We've all know some of them: the men and women coping with thinning or balding hair any way they can. While there have long been many options to choose from, never before have the results been so realistic. Technology's come a long way, but then again, never before has a shaved head been so sexy.
Telly Savalas may have kicked off the trend in the 1970s as the bald police detective with the lollipop in Kojak, but today everyone seems to be taking it off.
And it's not just celebrities, like Vin Diesel. In fact, it's actually become an alternative to hair loss for a lot of men.
Style editor Scott Omelianuk notes, "Men are much more comfortable being bald. It might not have been the case 10 years ago, but then athletes like Michael Jordan adopted it and pretty soon it was OK for all of us suddenly, not to have hair.
But CBS Marketwatch's Susan McGinnis found out, for those not comfortable being bald, there are more and better options than ever.
But not everyone wants to be like Mike. In fact, if done right, the latest hair replacements can look so real, it's hard to tell if anyone's head of hair is the way nature intended or if a doctor helped nature change her course.
There are about 70 million Americans just like this guy - call him Joe, even though that's not his real name, who are losing their hair.
Joe came to the New Hair Institute in Fort Lee, N.J., to see Dr. Robert Bernstein, one of the developers of the latest in hair replacement technology.
They call this process "Follicular Unit Transplantation." It's a fancy name. But, it's pretty fancy stuff
You've seen the ads and infomercials, from companies like the Hair Club For Men and may have thought this is too good to be true. But according to Dr. Bernstein, it's the real thing.
He says, " I think it's only now that people are understanding that hair transplants can look natural."
Remember "plugs?" That was when a doctor took clumps of hair from one part of the scalp and planted them in another. It came out looking like a toothbrush. Well, Follicular Unit Transplantation takes that concept a huge step further.
Surgeons move hair from where there is a lot, the so-called "permanent zone" to where there's little or none, but they do it by moving one to four hairs at a time, a follicular unit.
After the transplantation, Dr. Bernstein advises Joe to "just be careful not to exert yourself for a couple of days and just let it take hold."
There are limitations: there's only so much hair that a patient can donate from other areas before they run out. Still, this procedure has become the standard in hair transplant surgery.
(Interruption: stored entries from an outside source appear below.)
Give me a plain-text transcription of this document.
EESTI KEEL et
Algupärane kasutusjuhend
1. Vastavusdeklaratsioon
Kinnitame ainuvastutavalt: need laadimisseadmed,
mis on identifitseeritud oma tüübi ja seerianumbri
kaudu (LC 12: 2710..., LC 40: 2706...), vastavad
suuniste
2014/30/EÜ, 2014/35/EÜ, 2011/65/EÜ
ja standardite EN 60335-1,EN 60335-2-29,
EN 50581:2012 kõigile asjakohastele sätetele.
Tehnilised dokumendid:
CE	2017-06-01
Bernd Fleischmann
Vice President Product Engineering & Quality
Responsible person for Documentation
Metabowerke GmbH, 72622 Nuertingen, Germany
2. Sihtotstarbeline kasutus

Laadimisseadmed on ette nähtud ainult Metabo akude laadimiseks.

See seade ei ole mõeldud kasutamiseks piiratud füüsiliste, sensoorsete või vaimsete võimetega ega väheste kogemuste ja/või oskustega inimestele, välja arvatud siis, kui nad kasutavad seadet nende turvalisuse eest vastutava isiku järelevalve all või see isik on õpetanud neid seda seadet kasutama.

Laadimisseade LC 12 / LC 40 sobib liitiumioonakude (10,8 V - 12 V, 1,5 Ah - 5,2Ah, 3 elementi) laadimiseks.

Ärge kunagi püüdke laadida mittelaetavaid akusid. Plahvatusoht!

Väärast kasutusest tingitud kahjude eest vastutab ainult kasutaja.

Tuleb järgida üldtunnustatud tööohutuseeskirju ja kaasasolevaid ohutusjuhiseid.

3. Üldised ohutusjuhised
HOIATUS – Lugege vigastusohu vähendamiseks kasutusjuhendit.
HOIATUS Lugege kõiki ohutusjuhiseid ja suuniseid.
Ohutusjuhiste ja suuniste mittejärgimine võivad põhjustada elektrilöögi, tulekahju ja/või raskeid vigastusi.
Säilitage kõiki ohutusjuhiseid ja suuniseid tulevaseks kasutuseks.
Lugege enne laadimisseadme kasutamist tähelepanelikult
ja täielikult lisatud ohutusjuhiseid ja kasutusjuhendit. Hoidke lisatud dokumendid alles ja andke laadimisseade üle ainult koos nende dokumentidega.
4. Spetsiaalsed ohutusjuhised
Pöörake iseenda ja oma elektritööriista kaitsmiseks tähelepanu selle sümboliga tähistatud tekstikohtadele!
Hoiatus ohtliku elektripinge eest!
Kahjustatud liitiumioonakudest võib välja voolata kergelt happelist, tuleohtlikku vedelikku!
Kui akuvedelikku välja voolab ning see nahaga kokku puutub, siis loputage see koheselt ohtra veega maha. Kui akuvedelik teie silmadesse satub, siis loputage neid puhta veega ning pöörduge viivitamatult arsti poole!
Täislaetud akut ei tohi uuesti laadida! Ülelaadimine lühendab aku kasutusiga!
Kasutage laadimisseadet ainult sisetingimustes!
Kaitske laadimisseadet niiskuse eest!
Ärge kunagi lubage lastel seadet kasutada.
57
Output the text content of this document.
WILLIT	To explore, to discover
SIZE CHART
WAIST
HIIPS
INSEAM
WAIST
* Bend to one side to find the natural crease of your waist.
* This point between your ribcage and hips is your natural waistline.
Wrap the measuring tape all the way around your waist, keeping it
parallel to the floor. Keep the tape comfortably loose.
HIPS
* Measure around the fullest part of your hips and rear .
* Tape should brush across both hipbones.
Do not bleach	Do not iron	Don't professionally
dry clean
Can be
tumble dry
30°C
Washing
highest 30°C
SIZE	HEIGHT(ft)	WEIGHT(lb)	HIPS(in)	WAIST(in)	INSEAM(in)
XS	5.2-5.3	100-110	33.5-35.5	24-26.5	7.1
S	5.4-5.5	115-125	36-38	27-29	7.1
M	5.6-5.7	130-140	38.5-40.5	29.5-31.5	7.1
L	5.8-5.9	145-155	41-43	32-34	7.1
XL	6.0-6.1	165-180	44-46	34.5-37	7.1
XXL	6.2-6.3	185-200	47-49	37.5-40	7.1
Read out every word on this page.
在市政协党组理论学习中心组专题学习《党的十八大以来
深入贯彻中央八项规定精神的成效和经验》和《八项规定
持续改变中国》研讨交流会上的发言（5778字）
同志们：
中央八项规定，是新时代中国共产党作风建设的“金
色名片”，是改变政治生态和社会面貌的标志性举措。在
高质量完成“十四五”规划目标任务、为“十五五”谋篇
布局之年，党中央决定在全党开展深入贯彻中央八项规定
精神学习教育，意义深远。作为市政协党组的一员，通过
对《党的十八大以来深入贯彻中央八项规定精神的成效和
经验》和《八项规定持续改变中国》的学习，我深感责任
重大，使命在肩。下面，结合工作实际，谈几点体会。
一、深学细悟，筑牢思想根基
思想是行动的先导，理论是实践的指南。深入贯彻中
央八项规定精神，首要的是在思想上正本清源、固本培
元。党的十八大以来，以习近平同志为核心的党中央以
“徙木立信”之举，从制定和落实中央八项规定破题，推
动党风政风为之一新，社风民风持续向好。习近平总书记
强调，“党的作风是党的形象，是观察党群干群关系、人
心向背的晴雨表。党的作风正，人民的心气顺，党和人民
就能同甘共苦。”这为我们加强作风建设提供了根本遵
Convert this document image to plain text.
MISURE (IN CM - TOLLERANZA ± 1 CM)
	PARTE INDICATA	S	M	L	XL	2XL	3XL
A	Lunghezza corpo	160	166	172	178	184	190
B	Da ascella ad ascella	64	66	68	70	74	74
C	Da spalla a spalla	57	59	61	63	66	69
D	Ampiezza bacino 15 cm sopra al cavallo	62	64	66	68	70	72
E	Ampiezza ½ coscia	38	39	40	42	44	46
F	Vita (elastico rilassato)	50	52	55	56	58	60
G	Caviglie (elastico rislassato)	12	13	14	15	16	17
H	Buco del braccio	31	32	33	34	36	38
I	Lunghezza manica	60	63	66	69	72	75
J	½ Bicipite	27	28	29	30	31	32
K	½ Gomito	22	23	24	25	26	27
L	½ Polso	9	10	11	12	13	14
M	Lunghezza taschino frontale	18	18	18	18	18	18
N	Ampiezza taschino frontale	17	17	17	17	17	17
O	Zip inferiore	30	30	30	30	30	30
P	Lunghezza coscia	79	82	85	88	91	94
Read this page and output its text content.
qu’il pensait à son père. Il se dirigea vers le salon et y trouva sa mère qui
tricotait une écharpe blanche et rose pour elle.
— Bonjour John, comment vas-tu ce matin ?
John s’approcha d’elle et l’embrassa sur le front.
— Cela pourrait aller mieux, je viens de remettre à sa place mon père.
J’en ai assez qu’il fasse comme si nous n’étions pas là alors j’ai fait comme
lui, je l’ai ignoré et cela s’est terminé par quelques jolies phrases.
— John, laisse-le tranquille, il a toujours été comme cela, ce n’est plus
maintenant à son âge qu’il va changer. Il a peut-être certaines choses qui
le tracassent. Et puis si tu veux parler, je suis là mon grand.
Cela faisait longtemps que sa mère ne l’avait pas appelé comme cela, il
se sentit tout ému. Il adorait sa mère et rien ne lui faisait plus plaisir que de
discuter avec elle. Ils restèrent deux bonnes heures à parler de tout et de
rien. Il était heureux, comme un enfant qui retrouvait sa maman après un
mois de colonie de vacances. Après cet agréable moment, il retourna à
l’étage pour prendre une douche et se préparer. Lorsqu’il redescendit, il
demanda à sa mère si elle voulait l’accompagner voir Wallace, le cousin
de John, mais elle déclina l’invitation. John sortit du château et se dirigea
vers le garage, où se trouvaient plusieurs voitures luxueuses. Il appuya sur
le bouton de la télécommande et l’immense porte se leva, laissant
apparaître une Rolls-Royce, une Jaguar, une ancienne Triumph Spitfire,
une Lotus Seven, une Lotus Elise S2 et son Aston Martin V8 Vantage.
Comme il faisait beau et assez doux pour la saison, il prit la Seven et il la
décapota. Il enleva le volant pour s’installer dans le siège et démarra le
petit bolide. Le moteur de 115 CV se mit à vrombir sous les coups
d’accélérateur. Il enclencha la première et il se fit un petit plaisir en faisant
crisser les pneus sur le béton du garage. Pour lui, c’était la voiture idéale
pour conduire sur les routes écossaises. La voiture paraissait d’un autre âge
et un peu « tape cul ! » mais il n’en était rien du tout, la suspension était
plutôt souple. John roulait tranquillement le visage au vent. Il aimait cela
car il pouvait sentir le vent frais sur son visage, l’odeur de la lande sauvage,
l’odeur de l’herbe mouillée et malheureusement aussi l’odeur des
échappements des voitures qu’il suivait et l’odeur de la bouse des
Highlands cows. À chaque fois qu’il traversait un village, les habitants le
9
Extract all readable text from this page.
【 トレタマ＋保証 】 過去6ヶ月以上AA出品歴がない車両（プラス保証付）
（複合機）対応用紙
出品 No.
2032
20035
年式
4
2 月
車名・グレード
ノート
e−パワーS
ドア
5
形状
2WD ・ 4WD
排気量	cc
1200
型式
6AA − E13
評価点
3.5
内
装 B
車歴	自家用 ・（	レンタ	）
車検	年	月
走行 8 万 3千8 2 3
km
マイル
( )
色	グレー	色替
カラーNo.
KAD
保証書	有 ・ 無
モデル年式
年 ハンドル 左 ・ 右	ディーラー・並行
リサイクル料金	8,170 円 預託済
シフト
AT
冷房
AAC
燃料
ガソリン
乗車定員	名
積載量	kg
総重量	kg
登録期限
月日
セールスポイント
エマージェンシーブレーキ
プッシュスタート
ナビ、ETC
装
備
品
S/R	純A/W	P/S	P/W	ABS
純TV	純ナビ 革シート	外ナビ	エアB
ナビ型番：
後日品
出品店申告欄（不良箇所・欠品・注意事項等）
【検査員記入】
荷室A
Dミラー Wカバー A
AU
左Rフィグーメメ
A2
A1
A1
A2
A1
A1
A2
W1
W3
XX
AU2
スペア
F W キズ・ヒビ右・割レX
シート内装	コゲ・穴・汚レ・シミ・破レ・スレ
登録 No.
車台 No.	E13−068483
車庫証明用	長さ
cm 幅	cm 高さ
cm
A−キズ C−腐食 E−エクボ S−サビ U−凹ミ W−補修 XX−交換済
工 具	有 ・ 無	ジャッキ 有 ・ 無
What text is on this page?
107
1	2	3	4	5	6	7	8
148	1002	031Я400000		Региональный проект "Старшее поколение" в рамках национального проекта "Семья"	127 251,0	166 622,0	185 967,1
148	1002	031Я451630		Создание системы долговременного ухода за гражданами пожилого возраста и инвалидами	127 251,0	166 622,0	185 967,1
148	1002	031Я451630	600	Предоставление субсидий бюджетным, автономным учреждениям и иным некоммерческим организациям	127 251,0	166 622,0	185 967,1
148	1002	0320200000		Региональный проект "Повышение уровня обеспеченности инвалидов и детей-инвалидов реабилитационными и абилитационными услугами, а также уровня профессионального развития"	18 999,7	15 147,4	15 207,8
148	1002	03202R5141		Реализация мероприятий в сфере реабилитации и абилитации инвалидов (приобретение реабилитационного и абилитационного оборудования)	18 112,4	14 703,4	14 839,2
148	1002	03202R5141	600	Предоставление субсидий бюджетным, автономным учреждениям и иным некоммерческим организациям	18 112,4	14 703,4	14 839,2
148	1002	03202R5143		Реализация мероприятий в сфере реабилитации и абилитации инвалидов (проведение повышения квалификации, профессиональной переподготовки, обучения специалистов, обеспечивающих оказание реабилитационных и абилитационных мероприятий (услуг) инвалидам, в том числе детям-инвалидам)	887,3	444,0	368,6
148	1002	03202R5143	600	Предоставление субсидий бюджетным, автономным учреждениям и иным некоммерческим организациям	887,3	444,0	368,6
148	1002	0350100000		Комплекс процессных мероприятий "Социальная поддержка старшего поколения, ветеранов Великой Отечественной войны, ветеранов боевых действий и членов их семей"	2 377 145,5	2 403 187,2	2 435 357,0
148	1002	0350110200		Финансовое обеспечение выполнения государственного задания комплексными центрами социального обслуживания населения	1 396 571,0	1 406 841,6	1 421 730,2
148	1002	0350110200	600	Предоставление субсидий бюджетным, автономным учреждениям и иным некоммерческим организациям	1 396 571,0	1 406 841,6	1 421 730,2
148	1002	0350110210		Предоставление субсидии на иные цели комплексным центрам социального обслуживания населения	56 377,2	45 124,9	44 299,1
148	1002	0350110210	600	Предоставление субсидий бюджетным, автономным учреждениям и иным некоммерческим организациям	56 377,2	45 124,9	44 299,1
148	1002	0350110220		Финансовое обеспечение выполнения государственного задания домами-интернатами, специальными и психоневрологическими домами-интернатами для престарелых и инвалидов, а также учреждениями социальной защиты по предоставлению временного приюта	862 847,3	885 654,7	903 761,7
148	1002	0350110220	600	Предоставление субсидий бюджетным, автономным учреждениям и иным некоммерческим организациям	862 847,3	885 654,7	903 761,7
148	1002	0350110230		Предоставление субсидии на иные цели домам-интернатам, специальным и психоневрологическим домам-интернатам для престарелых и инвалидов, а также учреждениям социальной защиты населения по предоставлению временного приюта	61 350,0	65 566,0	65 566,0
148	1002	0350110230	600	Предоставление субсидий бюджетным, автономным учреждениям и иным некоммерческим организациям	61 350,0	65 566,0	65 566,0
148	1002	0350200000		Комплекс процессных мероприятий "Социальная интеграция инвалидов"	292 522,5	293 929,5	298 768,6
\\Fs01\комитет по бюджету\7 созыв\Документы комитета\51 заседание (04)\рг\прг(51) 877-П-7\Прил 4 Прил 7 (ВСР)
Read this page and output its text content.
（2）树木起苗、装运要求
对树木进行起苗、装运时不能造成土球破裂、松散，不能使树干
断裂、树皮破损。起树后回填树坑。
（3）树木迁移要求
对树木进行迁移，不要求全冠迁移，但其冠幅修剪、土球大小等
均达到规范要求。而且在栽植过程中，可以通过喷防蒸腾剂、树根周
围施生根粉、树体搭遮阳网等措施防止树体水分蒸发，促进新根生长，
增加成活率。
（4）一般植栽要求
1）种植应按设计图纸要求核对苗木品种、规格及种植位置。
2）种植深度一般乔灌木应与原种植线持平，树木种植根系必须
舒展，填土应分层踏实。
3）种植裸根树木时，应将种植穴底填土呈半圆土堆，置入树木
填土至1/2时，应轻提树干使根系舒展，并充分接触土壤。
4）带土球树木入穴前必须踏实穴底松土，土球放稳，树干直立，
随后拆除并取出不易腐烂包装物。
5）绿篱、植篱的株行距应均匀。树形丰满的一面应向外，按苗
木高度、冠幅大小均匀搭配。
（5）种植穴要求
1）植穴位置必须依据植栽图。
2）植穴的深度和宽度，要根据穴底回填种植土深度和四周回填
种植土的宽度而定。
Joe says, "It cuts as your own hair. You go swimming, its' your own hair. It's yours"
For those preferring less invasive means of combating hair loss, there are advancements in other areas as well. An estimated 360,000 people nationwide wear hairpieces. At places like Louis Feder/Joseph Fleischer in New York City, they're using new technology to make them more comfortable and attach more securely to the scalp.
Jerry Rowan, who runs the men's hair division, says the hairpieces can run into the thousands of dollars, because each is made from scratch.
He explains, "The type of hair we use is only blue string Italian virgin hair from Italy. Why Italy? The genetics of the people, the climate, the diet and it's often said, a better sex life."
They don't guarantee that for the recipient, but Rowan says this alternative has distinct advantages over surgery.
He says, "No blood, no pain, the simplest solution with guaranteed results."
But if hair pieces are too old school for you, a high-tech solution some believe works is lasers! Used by both men and women, the manufacturer claims low-level lasers make hair appear thicker and fuller. Clinical trials are under way to prove that the laser affects more than just the hair's appearance, but actually helps hair grow thicker and stronger, and possibly generate new follicles.
A cheaper but effective alternative is drugs. There's Rogaine, a lotion you rub into your scalp and Propecia in pill form. Both are known to jump-start hair growth or at least curb hair loss by interfering with the hormones that cause baldness. For this, you'll shell out anywhere from $30 to $60 a month. Some say expect future technology and drugs to become even better, more effective, and more widespread.
Still for countless others the answer is: let nature take its course.
The question now is: What is the next frontier for this industry. We're hearing that technology will advance to where hair follicles can actually be cloned so that the hair will not have to be taken from other places on the person's head. That would mean there would be no limit to the amount of hair that can be transplanted. But Dr Bernstein says that is in many, many years into the future. It's not going to be an option anytime soon.